It's almost exactly a year since Kinder Morgan informed shareholders it was having a bit of a problem raising new equity. Since then, it has slashed its dividend, cut costs and capital expenditure, sold off assets and embraced a relatively novel mantra of living within its means.
That mantra will have to keep the stock going for another year.
On Wednesday evening's conference call to announce third-quarter results, CFO Kimberly Dang recalled those turbulent times in late 2015:
The reason that we decreased the dividend primarily a year ago had to do with inefficient capital markets, and not wanting to fund expansion capex in a market that wasn't rationally pricing debt and equity securities.
It's funny how memories of anything -- even a capital crunch -- can fade into a golden haze. From another perspective, markets actually regained their rational mojo a year ago and decided that a pipeline business burdened with net debt of 5.8 times trailing Ebitda in the midst of a once-in-a-generation energy crash was perhaps not the surest thing going. Kinder Morgan, having tried in vain to get around this with a convertible preferred offering, finally cut its dividend to appease creditors and rating agencies.
The restoration of that dividend -- and, whisper it, buybacks someday -- is all shareholders really care about.

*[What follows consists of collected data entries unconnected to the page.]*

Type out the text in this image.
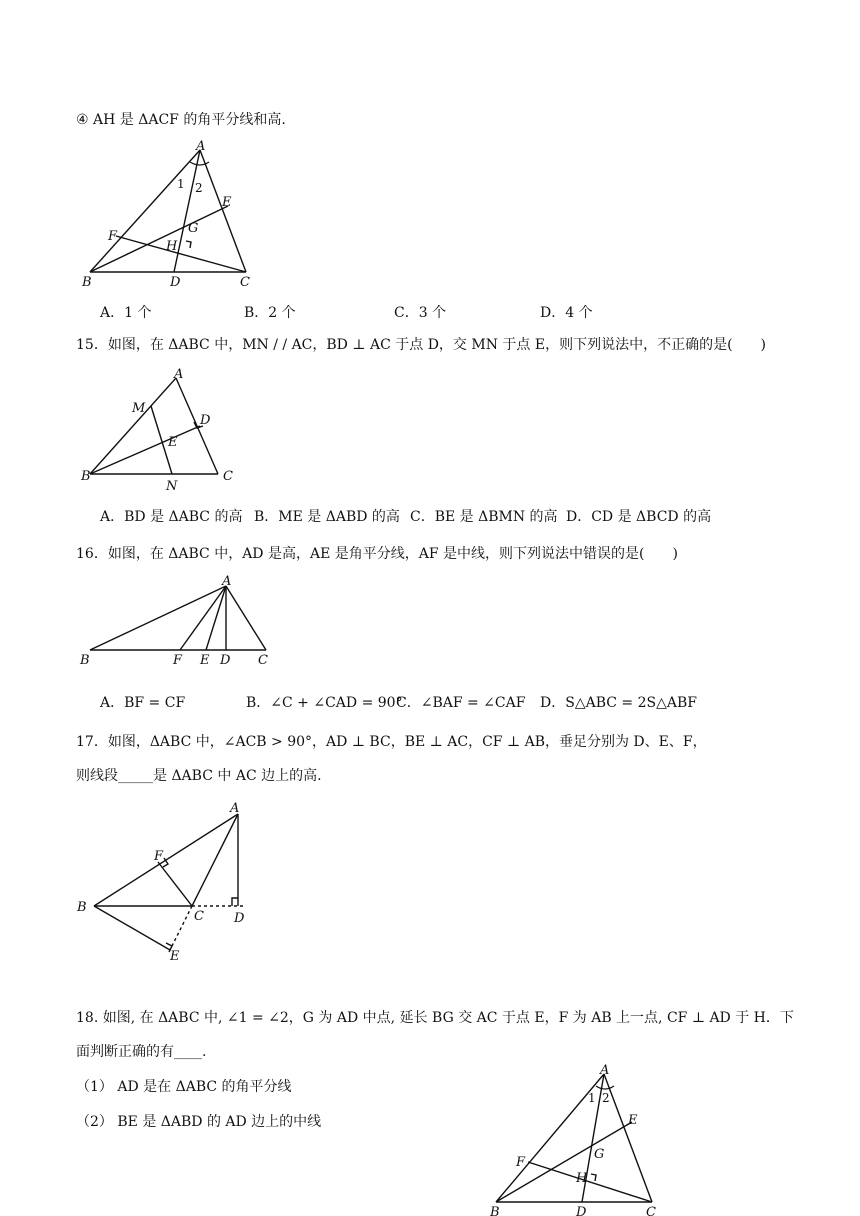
④ AH 是 ΔACF 的角平分线和高.
A
1 2
E
G
H
F
B	D	C
A．1 个	B．2 个	C．3 个	D．4 个
15．如图，在 ΔABC 中，MN / / AC，BD ⊥ AC 于点 D，交 MN 于点 E，则下列说法中，不正确的是(　　)
A
M
D
E
B	C
N
A．BD 是 ΔABC 的高 B．ME 是 ΔABD 的高 C．BE 是 ΔBMN 的高 D．CD 是 ΔBCD 的高
16．如图，在 ΔABC 中，AD 是高，AE 是角平分线，AF 是中线，则下列说法中错误的是(　　)
A
B	F E D C
A．BF = CF	B．∠C + ∠CAD = 90°
C．∠BAF = ∠CAF D．S△ABC = 2S△ABF
17．如图，ΔABC 中，∠ACB > 90°，AD ⊥ BC，BE ⊥ AC，CF ⊥ AB，垂足分别为 D、E、F，
则线段_____是 ΔABC 中 AC 边上的高.
A
F
B
C D
E
18. 如图, 在 ΔABC 中, ∠1 = ∠2，G 为 AD 中点, 延长 BG 交 AC 于点 E，F 为 AB 上一点, CF ⊥ AD 于 H．下
面判断正确的有____.
（1） AD 是在 ΔABC 的角平分线
（2） BE 是 ΔABD 的 AD 边上的中线
A
1 2
E
G
H
F
B	D	C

Chairman Rich Kinder has spoken before about getting to that "happy sunlit meadow" of payouts and reiterated on Wednesday his optimism about raising the dividend. The stock is down roughly a third from a year ago but, like many other pipeline stocks, has rebounded from the depths plumbed at the start of 2016. Maintaining momentum, however, will require determination on the part of both the company and its investors.
The problem for Kinder Morgan is that, while it is moving in the right direction, it is pulling a load built up through years of excessive spending (back when markets really were being irrational with pipeline stocks).
Consider, in the past 12 months, Kinder Morgan has taken two drastic steps: cutting its dividend by three quarters and reducing its 2016 growth capex budget from $4.2 billion to $2.7 billion. Even with all that (and some asset sales), its net debt has dropped from 5.8 times Ebitda to just over 5.3 times.
If Kinder Morgan is to reach its target of below 5 times, raising the dividend looks unlikely through 2017. The consensus estimate for Ebitda next year is just under $7.4 billion, according to data compiled by Bloomberg. Take off $2.8 billion for interest, maintenance capex and preferred dividends, and that leaves $4.6 billion. Common dividends, at the current reduced level, swallow up about $1.1 billion, and growth capex -- again, maintained at the current reduced level -- takes another $2.7 billion or so.
All of which leaves about $750 to $800 million of free cash flow, which is great but only brings that net debt down to a projected $38 billion at the end of 2017, or about 5.2 times Ebitda.
Roll the estimates forward another year and things look better: Using consensus estimates and the same capex figures, Kinder Morgan could afford to double its dividend in 2018 and still bring leverage down to 4.9 times. Granted, a buck a share would still be only half the level prior to last December's dividend cut, but the implied yield of 4.7 percent would at least resemble a sun-dappled glade for most shareholders.
Ever the masters of anticipation, investors bid up Kinder Morgan's stock by about 2 percent Thursday morning as several sell-side analysts issued upgrades.
Yet, given how finely balanced Kinder Morgan's leverage math is around that magic level of 5 times, it would be prudent for the company to perhaps overshoot to the downside, in the interests of supporting sustained dividend growth once higher payouts resume. Energy remains a volatile sector working through the excesses built up in the boom, and profit expectations can't be taken for granted. Estimates of Kinder Morgan's's Ebitda over the next 3 years have, after all, fallen by $5.8 billion, or 20 percent, in aggregate over the past year.
We're a long way from October 2015, but there's still a ways to go before Kinder Morgan puts its past behind it fully.
This column does not necessarily reflect the opinion of Bloomberg LP and its owners.